The implementation of binary lookup algorithms seems very simple now, so why was the implementation of binary lookup buggy before 1962?

The main bug in this is the way to write the median mid.

The previous code was written like this:

int mid = (l + r) / 2;
Copy the code

In the case that L and R do not overflow, we cannot guarantee that L + R does not overflow.

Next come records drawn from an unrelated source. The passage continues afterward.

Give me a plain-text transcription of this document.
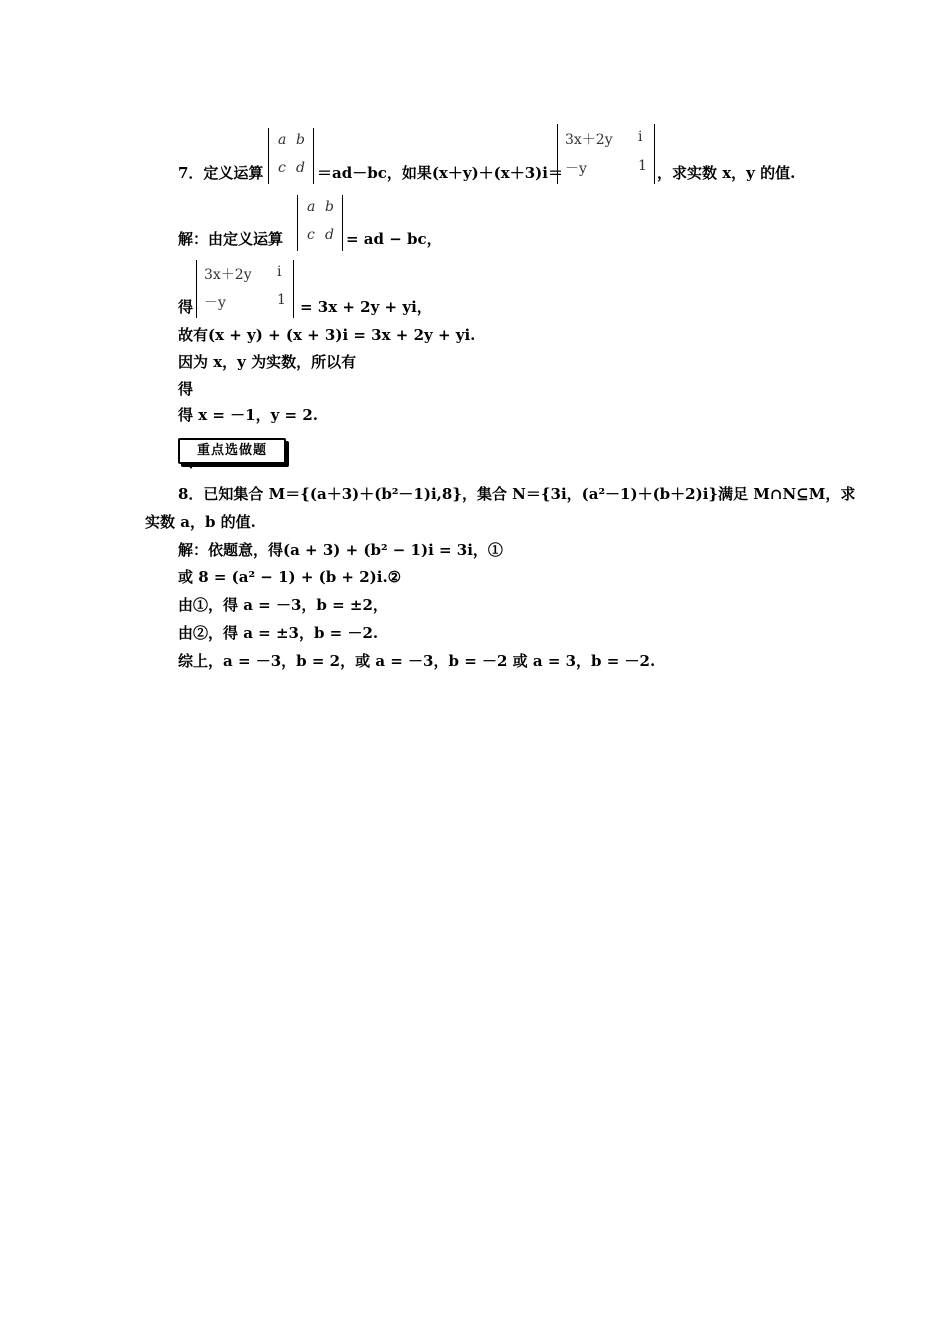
7．定义运算
a b
c d ＝ad－bc，如果(x＋y)＋(x＋3)i＝
3x＋2y i
－y	1 ，求实数 x，y 的值.
解：由定义运算
a b
c d = ad − bc，
得
3x＋2y i
－y	1 = 3x + 2y + yi，
故有(x + y) + (x + 3)i = 3x + 2y + yi.
因为 x，y 为实数，所以有
得
得 x = －1，y = 2.
重点选做题
8．已知集合 M＝{(a＋3)＋(b²－1)i,8}，集合 N＝{3i，(a²－1)＋(b＋2)i}满足 M∩N⊆M，求
实数 a，b 的值.
解：依题意，得(a + 3) + (b² − 1)i = 3i，①
或 8 = (a² − 1) + (b + 2)i.②
由①，得 a = －3，b = ±2，
由②，得 a = ±3，b = －2.
综上，a = －3，b = 2，或 a = －3，b = －2 或 a = 3，b = －2.
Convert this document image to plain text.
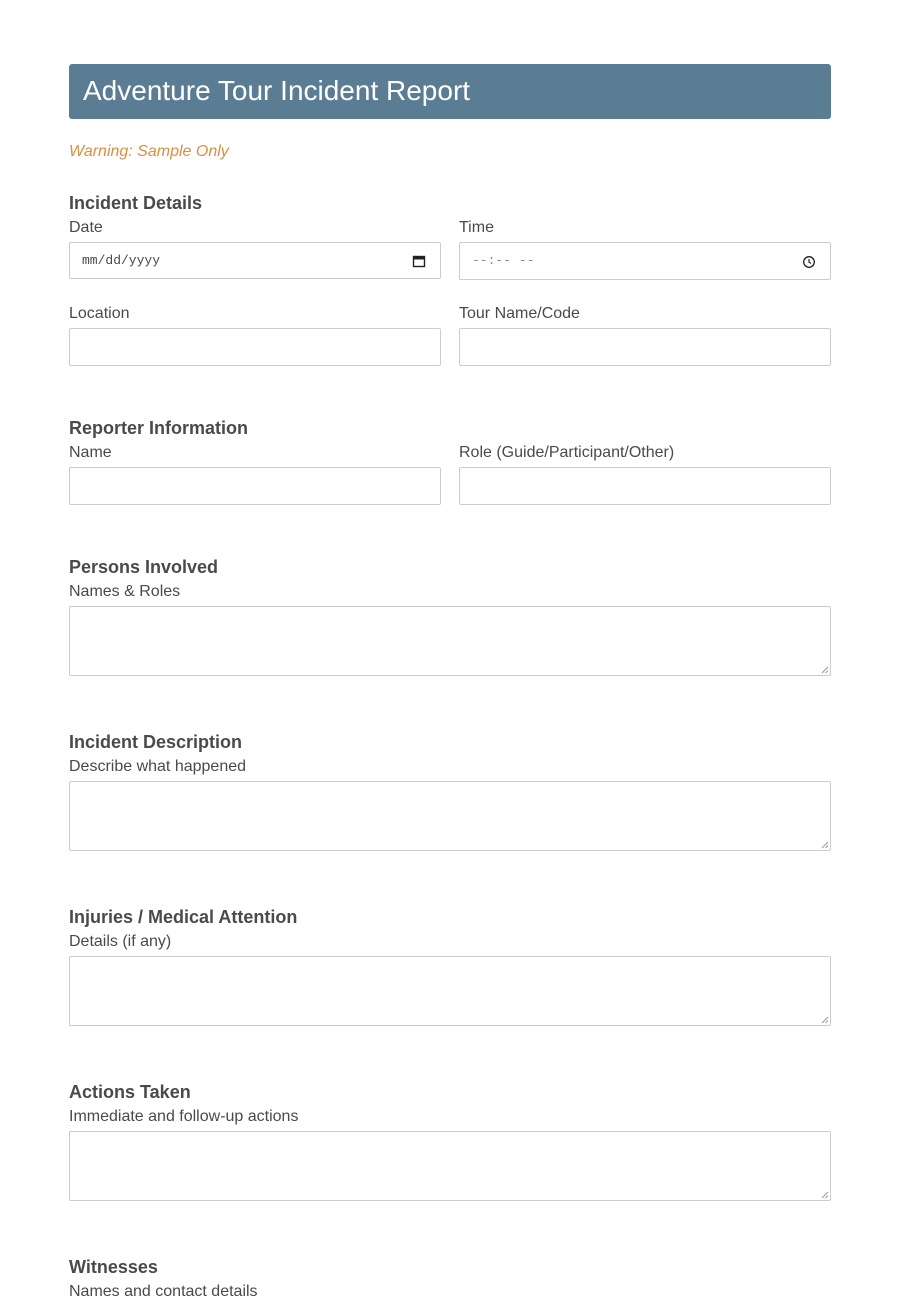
Adventure Tour Incident Report
Warning: Sample Only
Incident Details
Date
mm/dd/yyyy
Time
--:-- --
Location	Tour Name/Code
Reporter Information
Name	Role (Guide/Participant/Other)
Persons Involved
Names & Roles
Incident Description
Describe what happened
Injuries / Medical Attention
Details (if any)
Actions Taken
Immediate and follow-up actions
Witnesses
Names and contact details
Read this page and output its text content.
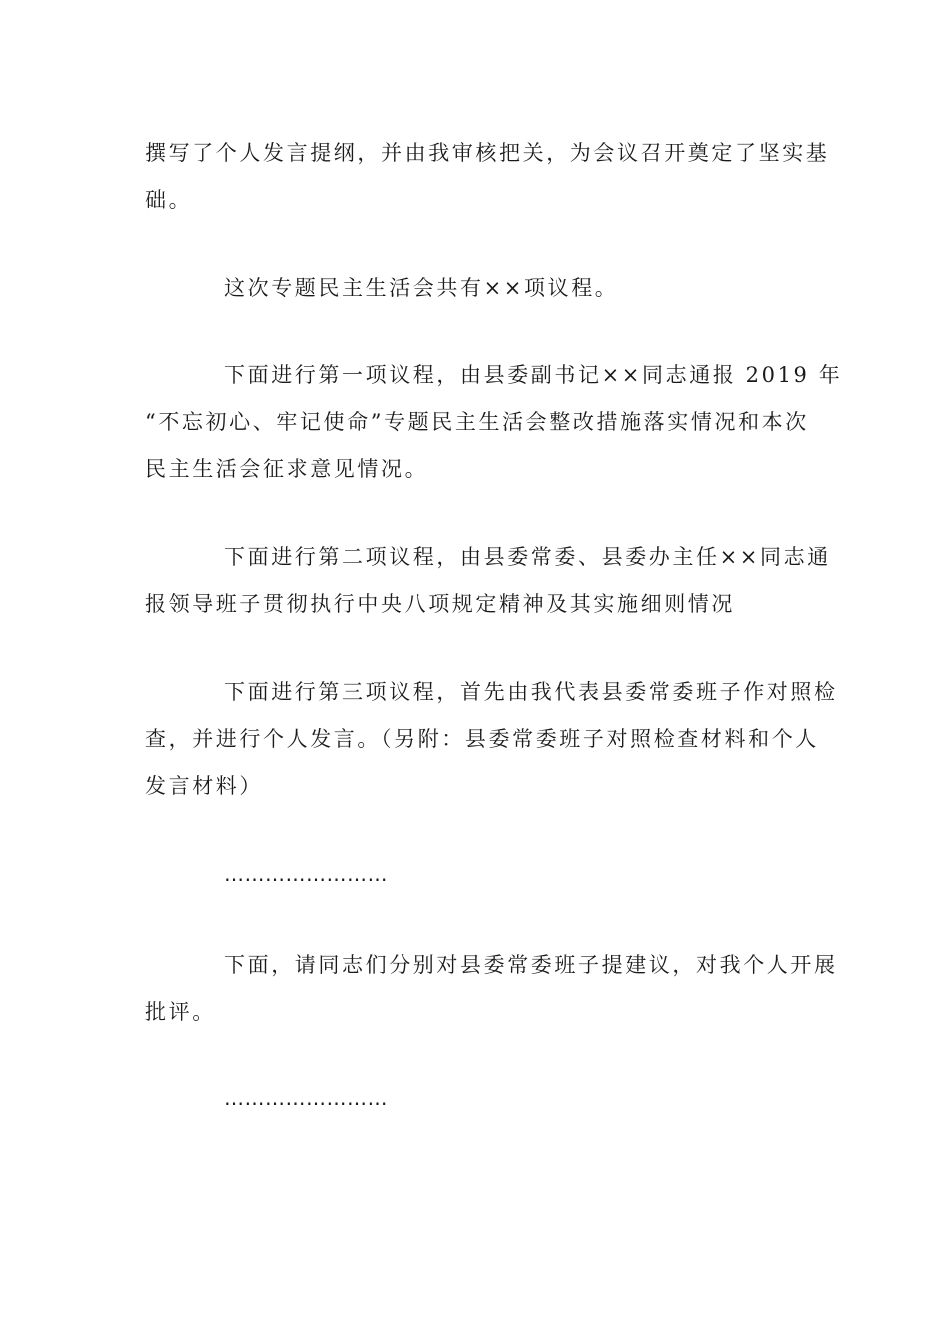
撰写了个人发言提纲，并由我审核把关，为会议召开奠定了坚实基
础。
这次专题民主生活会共有××项议程。
下面进行第一项议程，由县委副书记××同志通报 2019 年
“不忘初心、牢记使命”专题民主生活会整改措施落实情况和本次
民主生活会征求意见情况。
下面进行第二项议程，由县委常委、县委办主任××同志通
报领导班子贯彻执行中央八项规定精神及其实施细则情况
下面进行第三项议程，首先由我代表县委常委班子作对照检
查，并进行个人发言。（另附：县委常委班子对照检查材料和个人
发言材料）
……………………
下面，请同志们分别对县委常委班子提建议，对我个人开展
批评。
……………………
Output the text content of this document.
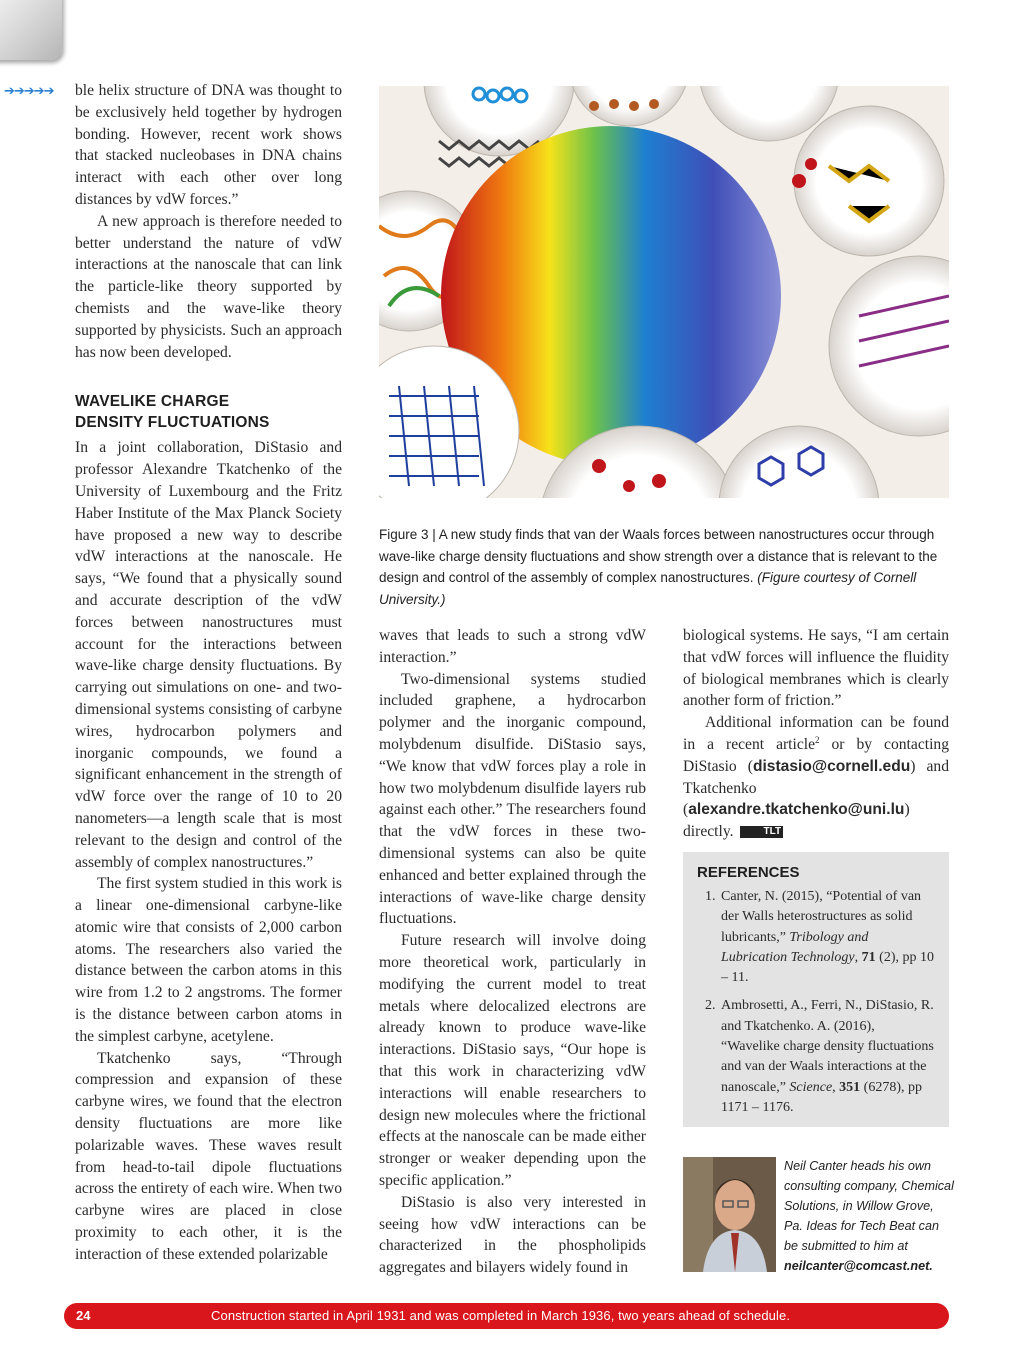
➔➔➔➔➔ ble helix structure of DNA was thought to be exclusively held together by hydrogen bonding. However, recent work shows that stacked nucleobases in DNA chains interact with each other over long distances by vdW forces.”

A new approach is therefore needed to better understand the nature of vdW interactions at the nanoscale that can link the particle-like theory supported by chemists and the wave-like theory supported by physicists. Such an approach has now been developed.

WAVELIKE CHARGE
DENSITY FLUCTUATIONS

In a joint collaboration, DiStasio and professor Alexandre Tkatchenko of the University of Luxembourg and the Fritz Haber Institute of the Max Planck Society have proposed a new way to describe vdW interactions at the nanoscale. He says, “We found that a physically sound and accurate description of the vdW forces between nanostructures must account for the interactions between wave-like charge density fluctuations. By carrying out simulations on one- and two-dimensional systems consisting of carbyne wires, hydrocarbon polymers and inorganic compounds, we found a significant enhancement in the strength of vdW force over the range of 10 to 20 nanometers—a length scale that is most relevant to the design and control of the assembly of complex nanostructures.”

The first system studied in this work is a linear one-dimensional carbyne-like atomic wire that consists of 2,000 carbon atoms. The researchers also varied the distance between the carbon atoms in this wire from 1.2 to 2 angstroms. The former is the distance between carbon atoms in the simplest carbyne, acetylene.

Tkatchenko says, “Through compression and expansion of these carbyne wires, we found that the electron density fluctuations are more like polarizable waves. These waves result from head-to-tail dipole fluctuations across the entirety of each wire. When two carbyne wires are placed in close proximity to each other, it is the interaction of these extended polarizable

Figure 3 | A new study finds that van der Waals forces between nanostructures occur through wave-like charge density fluctuations and show strength over a distance that is relevant to the design and control of the assembly of complex nanostructures. (Figure courtesy of Cornell University.)

waves that leads to such a strong vdW interaction.”

Two-dimensional systems studied included graphene, a hydrocarbon polymer and the inorganic compound, molybdenum disulfide. DiStasio says, “We know that vdW forces play a role in how two molybdenum disulfide layers rub against each other.” The researchers found that the vdW forces in these two-dimensional systems can also be quite enhanced and better explained through the interactions of wave-like charge density fluctuations.

Future research will involve doing more theoretical work, particularly in modifying the current model to treat metals where delocalized electrons are already known to produce wave-like interactions. DiStasio says, “Our hope is that this work in characterizing vdW interactions will enable researchers to design new molecules where the frictional effects at the nanoscale can be made either stronger or weaker depending upon the specific application.”

DiStasio is also very interested in seeing how vdW interactions can be characterized in the phospholipids aggregates and bilayers widely found in

biological systems. He says, “I am certain that vdW forces will influence the fluidity of biological membranes which is clearly another form of friction.”

Additional information can be found in a recent article$^2$ or by contacting DiStasio (distasio@cornell.edu) and Tkatchenko (alexandre.tkatchenko@uni.lu) directly.	TLT

REFERENCES
1. Canter, N. (2015), “Potential of van der Walls heterostructures as solid lubricants,” Tribology and Lubrication Technology, 71 (2), pp 10 – 11.
2. Ambrosetti, A., Ferri, N., DiStasio, R. and Tkatchenko. A. (2016), “Wavelike charge density fluctuations and van der Waals interactions at the nanoscale,” Science, 351 (6278), pp 1171 – 1176.
Neil Canter heads his own consulting company, Chemical Solutions, in Willow Grove, Pa. Ideas for Tech Beat can be submitted to him at neilcanter@comcast.net.
24	Construction started in April 1931 and was completed in March 1936, two years ahead of schedule.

So, the improved code is written like this:

// int mid = l + (r - l)/2;
int mid = l + ((r - l) >> 1);
Copy the code

In this way, we can guarantee the problem of data overflow range in calculation when L and R are very large.

Four:

In this article, I introduced binary search tree data structure and its code implementation, and also introduced binary search algorithm. As you can see, binary search and binary search tree data structures are inextricably linked in nature.

However, binary search tree is not a balanced binary tree, so in the extreme case of given data, binary search tree will degenerate into a linked list, which seriously reduces its add, delete, change and query performance.

I’m going to introduce you to some balanced binary trees later, and we can explore how these balanced binary trees are optimized from the binary search tree.

Links to the code used in this article:

Github.com/jinrunheng/…

Ok, so far, this article I will introduce the end ~ welcome to pay attention to my public number [kim_talk], here I hope you can harvest more knowledge, we see you next issue!